Turbulência em voos pode triplicar até 2050; saiba o que fazer
Fenômeno ameaça segurança dos passageiros e gera bilhões em prejuízos nos EUA para companhias aéreas
A turbulência severa em voos pode se tornar cada vez mais comum nas próximas décadas, impulsionada pelas mudanças climáticas que alteram padrões atmosféricos em todo o planeta.
Pesquisadores alertam que o aquecimento global intensifica correntes de vento em grandes altitudes, especialmente na chamada corrente de jato, responsável por influenciar rotas aéreas internacionais. Esse fenômeno aumenta a probabilidade de instabilidades repentinas durante os voos, mesmo em céus aparentemente tranquilos.

Estudos indicam que a frequência de turbulências severas pode até triplicar, trazendo impactos diretos para passageiros e companhias aéreas. O desconforto e os riscos de ferimentos em situações inesperadas tornam-se mais presentes, exigindo maior atenção às medidas de segurança.
O setor aéreo também terá que lidar com custos adicionais e ajustes operacionais, já que rotas poderão precisar ser revistas para minimizar os efeitos das correntes instáveis.
De acordo com a CNN Brasil, nos Estados Unidos, os custos associados a lesões de passageiros e tripulantes, atrasos de voos e danos às aeronaves chegam a US$ 500 milhões por ano, o equivalente a mais de R$ 2,5 bilhões, segundo dados do Centro Nacional de Pesquisa Atmosférica.
Mudanças climáticas X turbulência em voos
Para especialistas, o cenário reforça a necessidade de compreender que as mudanças climáticas não afetam apenas ecossistemas e cidades, mas também atividades cotidianas como o transporte aéreo.
O desafio, agora, é preparar passageiros e empresas para um futuro em que voar pode se tornar uma experiência ainda mais imprevisível.
Manter o cinto de segurança afivelado durante todo o tempo em que estiver sentado é uma recomendação simples, mas fundamental para garantir a segurança dos passageiros em caso de turbulência.
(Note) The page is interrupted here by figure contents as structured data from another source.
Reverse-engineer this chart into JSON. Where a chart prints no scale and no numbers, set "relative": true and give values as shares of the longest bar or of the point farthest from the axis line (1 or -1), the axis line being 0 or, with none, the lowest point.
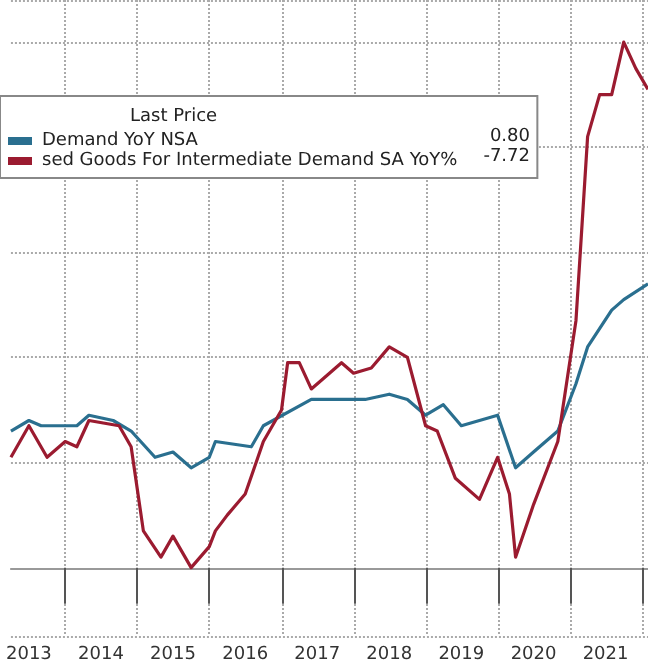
{
  "chart_data": {
    "type": "line",
    "relative": true,
    "legend": "top left",
    "legend_title": "Last Price",
    "grid": true,
    "annotations": [
      "0.80",
      "-7.72"
    ],
    "xlim": [
      "2013-04",
      "2022-02"
    ],
    "xticks": [
      {
        "value": "2013-07",
        "label": "2013"
      },
      {
        "value": "2014-01",
        "label": null
      },
      {
        "value": "2014-07",
        "label": "2014"
      },
      {
        "value": "2015-01",
        "label": null
      },
      {
        "value": "2015-07",
        "label": "2015"
      },
      {
        "value": "2016-01",
        "label": null
      },
      {
        "value": "2016-07",
        "label": "2016"
      },
      {
        "value": "2017-01",
        "label": null
      },
      {
        "value": "2017-07",
        "label": "2017"
      },
      {
        "value": "2018-01",
        "label": null
      },
      {
        "value": "2018-07",
        "label": "2018"
      },
      {
        "value": "2019-01",
        "label": null
      },
      {
        "value": "2019-07",
        "label": "2019"
      },
      {
        "value": "2020-01",
        "label": null
      },
      {
        "value": "2020-07",
        "label": "2020"
      },
      {
        "value": "2021-01",
        "label": null
      },
      {
        "value": "2021-07",
        "label": "2021"
      },
      {
        "value": "2022-01",
        "label": null
      }
    ],
    "series": [
      {
        "name": "Demand YoY NSA",
        "color": "#2a6f8f",
        "x": [
          "2013-04",
          "2013-07",
          "2013-09",
          "2014-03",
          "2014-05",
          "2014-09",
          "2014-12",
          "2015-04",
          "2015-07",
          "2015-10",
          "2016-01",
          "2016-02",
          "2016-08",
          "2016-10",
          "2017-06",
          "2017-11",
          "2018-03",
          "2018-07",
          "2018-10",
          "2019-01",
          "2019-04",
          "2019-07",
          "2020-01",
          "2020-04",
          "2020-07",
          "2020-11",
          "2021-02",
          "2021-04",
          "2021-08",
          "2021-10",
          "2022-02"
        ],
        "values": [
          0.26,
          0.28,
          0.27,
          0.27,
          0.29,
          0.28,
          0.26,
          0.21,
          0.22,
          0.19,
          0.21,
          0.24,
          0.23,
          0.27,
          0.32,
          0.32,
          0.32,
          0.33,
          0.32,
          0.29,
          0.31,
          0.27,
          0.29,
          0.19,
          0.22,
          0.26,
          0.35,
          0.42,
          0.49,
          0.51,
          0.54
        ]
      },
      {
        "name": "sed Goods For Intermediate Demand SA YoY%",
        "color": "#9b1b30",
        "x": [
          "2013-04",
          "2013-07",
          "2013-10",
          "2014-01",
          "2014-03",
          "2014-05",
          "2014-10",
          "2014-12",
          "2015-02",
          "2015-05",
          "2015-07",
          "2015-10",
          "2016-01",
          "2016-02",
          "2016-04",
          "2016-07",
          "2016-10",
          "2017-01",
          "2017-02",
          "2017-04",
          "2017-06",
          "2017-09",
          "2017-11",
          "2018-01",
          "2018-04",
          "2018-07",
          "2018-10",
          "2019-01",
          "2019-03",
          "2019-06",
          "2019-10",
          "2020-01",
          "2020-03",
          "2020-04",
          "2020-07",
          "2020-11",
          "2021-02",
          "2021-04",
          "2021-06",
          "2021-08",
          "2021-10",
          "2021-12",
          "2022-02"
        ],
        "values": [
          0.21,
          0.27,
          0.21,
          0.24,
          0.23,
          0.28,
          0.27,
          0.23,
          0.07,
          0.02,
          0.06,
          0,
          0.04,
          0.07,
          0.1,
          0.14,
          0.24,
          0.3,
          0.39,
          0.39,
          0.34,
          0.37,
          0.39,
          0.37,
          0.38,
          0.42,
          0.4,
          0.27,
          0.26,
          0.17,
          0.13,
          0.21,
          0.14,
          0.02,
          0.12,
          0.24,
          0.47,
          0.82,
          0.9,
          0.9,
          1.0,
          0.95,
          0.91
        ]
      }
    ]
  }
}
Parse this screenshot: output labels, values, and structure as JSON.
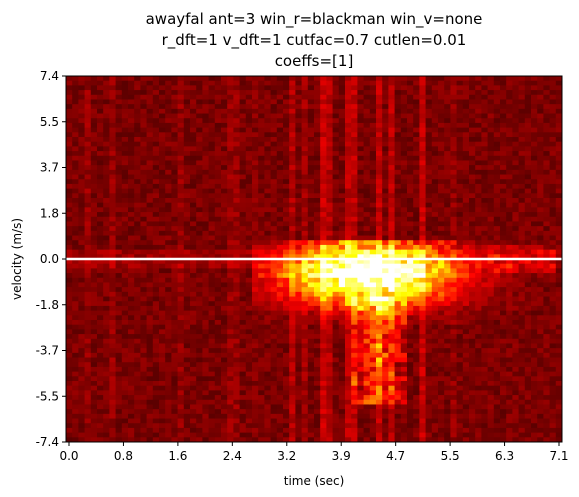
{
  "chart_data": {
    "type": "heatmap",
    "title_lines": [
      "awayfal ant=3 win_r=blackman win_v=none",
      "r_dft=1 v_dft=1 cutfac=0.7 cutlen=0.01",
      "coeffs=[1]"
    ],
    "xlabel": "time (sec)",
    "ylabel": "velocity (m/s)",
    "xlim": [
      0.0,
      7.1
    ],
    "ylim": [
      -7.4,
      7.4
    ],
    "xticks": [
      "0.0",
      "0.8",
      "1.6",
      "2.4",
      "3.2",
      "3.9",
      "4.7",
      "5.5",
      "6.3",
      "7.1"
    ],
    "yticks": [
      "7.4",
      "5.5",
      "3.7",
      "1.8",
      "0.0",
      "-1.8",
      "-3.7",
      "-5.5",
      "-7.4"
    ],
    "zero_line_velocity": 0.0,
    "colormap": "hot",
    "colors": {
      "line": "#ffffff",
      "background": "#3a0000"
    }
  }
}
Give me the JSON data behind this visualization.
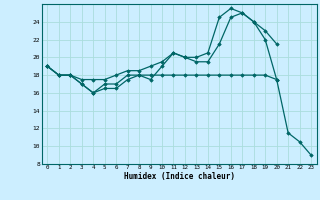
{
  "xlabel": "Humidex (Indice chaleur)",
  "background_color": "#cceeff",
  "grid_color": "#aadddd",
  "line_color": "#006666",
  "xlim": [
    -0.5,
    23.5
  ],
  "ylim": [
    8,
    26
  ],
  "yticks": [
    8,
    10,
    12,
    14,
    16,
    18,
    20,
    22,
    24
  ],
  "xticks": [
    0,
    1,
    2,
    3,
    4,
    5,
    6,
    7,
    8,
    9,
    10,
    11,
    12,
    13,
    14,
    15,
    16,
    17,
    18,
    19,
    20,
    21,
    22,
    23
  ],
  "line1_x": [
    0,
    1,
    2,
    3,
    4,
    5,
    6,
    7,
    8,
    9,
    10,
    11,
    12,
    13,
    14,
    15,
    16,
    17,
    18,
    19,
    20
  ],
  "line1_y": [
    19,
    18,
    18,
    17,
    16,
    17,
    17,
    18,
    18,
    18,
    18,
    18,
    18,
    18,
    18,
    18,
    18,
    18,
    18,
    18,
    17.5
  ],
  "line2_x": [
    0,
    1,
    2,
    3,
    4,
    5,
    6,
    7,
    8,
    9,
    10,
    11,
    12,
    13,
    14,
    15,
    16,
    17,
    18,
    19,
    20
  ],
  "line2_y": [
    19,
    18,
    18,
    17.5,
    17.5,
    17.5,
    18,
    18.5,
    18.5,
    19,
    19.5,
    20.5,
    20,
    19.5,
    19.5,
    21.5,
    24.5,
    25,
    24,
    23,
    21.5
  ],
  "line3_x": [
    0,
    1,
    2,
    3,
    4,
    5,
    6,
    7,
    8,
    9,
    10,
    11,
    12,
    13,
    14,
    15,
    16,
    17,
    18,
    19,
    20,
    21,
    22,
    23
  ],
  "line3_y": [
    19,
    18,
    18,
    17,
    16,
    16.5,
    16.5,
    17.5,
    18,
    17.5,
    19,
    20.5,
    20,
    20,
    20.5,
    24.5,
    25.5,
    25,
    24,
    22,
    17.5,
    11.5,
    10.5,
    9
  ]
}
Especialistas em aviação ressaltam que, mesmo quando o voo parece tranquilo, as chamadas “turbulências de céu claro” podem surgir de forma inesperada e causar movimentos bruscos da aeronave. Nesses momentos, quem não está com o cinto preso corre maior risco de sofrer lesões.
A reportagem da CNN Brasil destaca ainda que, entre 2009 e 2018, a tripulação de voo não teve aviso prévio em cerca de 28% dos acidentes relacionados à turbulência.
Essa prática preventiva é considerada a medida mais eficaz para reduzir acidentes a bordo e, por isso, é constantemente reforçada pelas companhias aéreas e autoridades de aviação civil.